Mitsubishi Alone in Price-Fixing Case

     SAN FRANCISCO (CN) – A federal judge certified a class of “direct purchasers” in a worldwide antitrust case that claims Mitsubishi conspired to corner the market on cathode-ray tubes.
     Mitsubishi is the sole remaining defendant in the 8-year old case against multiple defendants, which once included Toshiba, Hitachi, Samsung, Matsushita Industrial Electrical, Chunghwa Picture Tubes and others.
     Most settled: Samsung for $33 million, LG for $25 million and Hitachi for $13.4 million.
     Cathode ray tubes, or CRTs, were the picture screens of the original televisions. They are vacuum tubes with an electron gun in back that shoots rays across a fluorescent-backed, glass screen to produce images.
     The technology became obsolete with the advent of liquid crystal and plasma display panels, but prices on the tubes remained steady, raising suspicions that prices were being fixed.
     Dozens of lawsuits were filed after the European Commission announced on Nov. 8, 2007 that it was investigating whether there was a worldwide conspiracy.
     The lawsuits evolved into two classes: indirect purchasers, who bought products containing the tubes; and direct purchasers, who bought the tubes alone.
     “Defendants’ conspiracy was intended to, and did, moderate the downward price pressures of CRT products caused by the market entry and rapid penetration of more technologically advanced competitive products,” according to the original 2007 class action.
     U.S. District Judge Samuel Conti certified the direct purchaser group against Mitsubishi on Wednesday.
     Conti cited an extensive, sealed report by direct purchaser class expert Jeffrey Leitzinger, an economist and managing director at Econ One Research, an research and consulting firm.
     He noted that Mitsubishi did not submit an expert report of its own in response to the Leitzinger report, and that the company “did not necessarily oppose the conspiracy prong,” but did dispute the impact and damages prongs required for class certification in an antitrust case.
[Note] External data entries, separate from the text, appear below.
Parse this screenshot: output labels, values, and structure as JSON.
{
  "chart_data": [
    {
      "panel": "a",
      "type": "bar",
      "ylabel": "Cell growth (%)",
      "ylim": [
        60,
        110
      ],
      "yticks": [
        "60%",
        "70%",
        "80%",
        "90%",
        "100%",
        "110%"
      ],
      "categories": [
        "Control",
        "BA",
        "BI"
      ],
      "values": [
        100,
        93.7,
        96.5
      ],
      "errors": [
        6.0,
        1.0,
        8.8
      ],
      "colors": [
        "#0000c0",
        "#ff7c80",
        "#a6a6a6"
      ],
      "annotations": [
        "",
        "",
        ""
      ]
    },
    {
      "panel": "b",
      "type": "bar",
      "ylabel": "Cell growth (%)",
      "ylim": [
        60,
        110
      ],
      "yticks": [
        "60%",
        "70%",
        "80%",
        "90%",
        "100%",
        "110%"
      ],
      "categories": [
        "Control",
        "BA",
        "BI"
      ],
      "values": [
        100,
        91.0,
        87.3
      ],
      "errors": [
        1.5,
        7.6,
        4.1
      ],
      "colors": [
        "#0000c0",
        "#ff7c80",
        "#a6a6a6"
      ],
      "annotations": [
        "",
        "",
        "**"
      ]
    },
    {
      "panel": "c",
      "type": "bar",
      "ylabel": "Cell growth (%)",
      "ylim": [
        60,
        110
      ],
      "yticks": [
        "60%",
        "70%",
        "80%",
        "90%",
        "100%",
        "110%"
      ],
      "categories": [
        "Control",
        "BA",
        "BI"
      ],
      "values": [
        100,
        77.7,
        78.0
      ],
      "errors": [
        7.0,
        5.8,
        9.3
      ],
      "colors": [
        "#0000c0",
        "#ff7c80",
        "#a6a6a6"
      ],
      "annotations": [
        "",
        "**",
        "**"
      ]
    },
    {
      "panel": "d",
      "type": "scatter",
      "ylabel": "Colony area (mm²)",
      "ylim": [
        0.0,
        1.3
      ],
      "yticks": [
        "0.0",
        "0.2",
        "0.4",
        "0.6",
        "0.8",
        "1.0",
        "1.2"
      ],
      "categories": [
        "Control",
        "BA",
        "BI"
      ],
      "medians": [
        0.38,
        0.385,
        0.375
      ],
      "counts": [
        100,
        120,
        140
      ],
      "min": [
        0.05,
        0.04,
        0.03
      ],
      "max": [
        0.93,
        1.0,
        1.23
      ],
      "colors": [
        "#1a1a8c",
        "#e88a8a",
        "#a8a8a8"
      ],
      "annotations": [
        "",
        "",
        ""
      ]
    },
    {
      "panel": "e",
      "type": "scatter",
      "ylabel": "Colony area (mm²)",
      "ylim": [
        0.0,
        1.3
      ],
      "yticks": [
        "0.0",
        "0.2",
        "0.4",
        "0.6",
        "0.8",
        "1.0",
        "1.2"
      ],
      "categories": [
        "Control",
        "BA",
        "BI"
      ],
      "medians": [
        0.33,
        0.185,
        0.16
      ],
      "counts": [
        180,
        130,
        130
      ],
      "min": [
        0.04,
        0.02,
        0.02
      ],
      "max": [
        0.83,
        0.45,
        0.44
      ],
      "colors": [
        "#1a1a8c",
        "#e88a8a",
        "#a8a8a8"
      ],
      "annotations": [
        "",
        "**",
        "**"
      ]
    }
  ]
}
     “In this case, Dr. Leitzinger reviewed evidence of the alleged conspiracy and then formed an opinion that there is evidence common to members of the proposed class that is sufficient to prove widespread impact,” Conti wrote in a 50-page order.
     Conti said that Leitzinger could successfully calculate classwide overcharges for the damages prong.
     “He [Leitzinger] could take the CRT sales data and calculate sales by defendants and co-conspirators to class members for each year, and then apply the overcharge percentages for each type of CRT per year to get the overcharge amount associated with each type of CRT each year,” Conti ruled. “In the same manner, he could compute the damages to purchasers of CRT finished products. To do so, Dr. Leitzinger would calculate the average annual dollar overcharge for a given CRT and multiply it by the corresponding units of CRT finished product sales for the class members. Adding totals across products over time would yield the total damages.”
     Conti concluded that “upon completion of a ‘rigorous analysis’ of the required elements of class certification, for good cause shown, the court finds that all the threshold and minimum requirements … have been met.”
     Conti granted the class 30 days to amend the complaint for the sole purpose of specifically identifying the Mitsubishi affiliates and class members, for notification.
     A call to class attorneys Guido and R. Alexander Saveri of Saveri & Saveri, in San Francisco, was not immediately returned.
     Mitsubishi attorney Brent Caslin of Jenner & block, in Los Angeles, could not be reached for comment.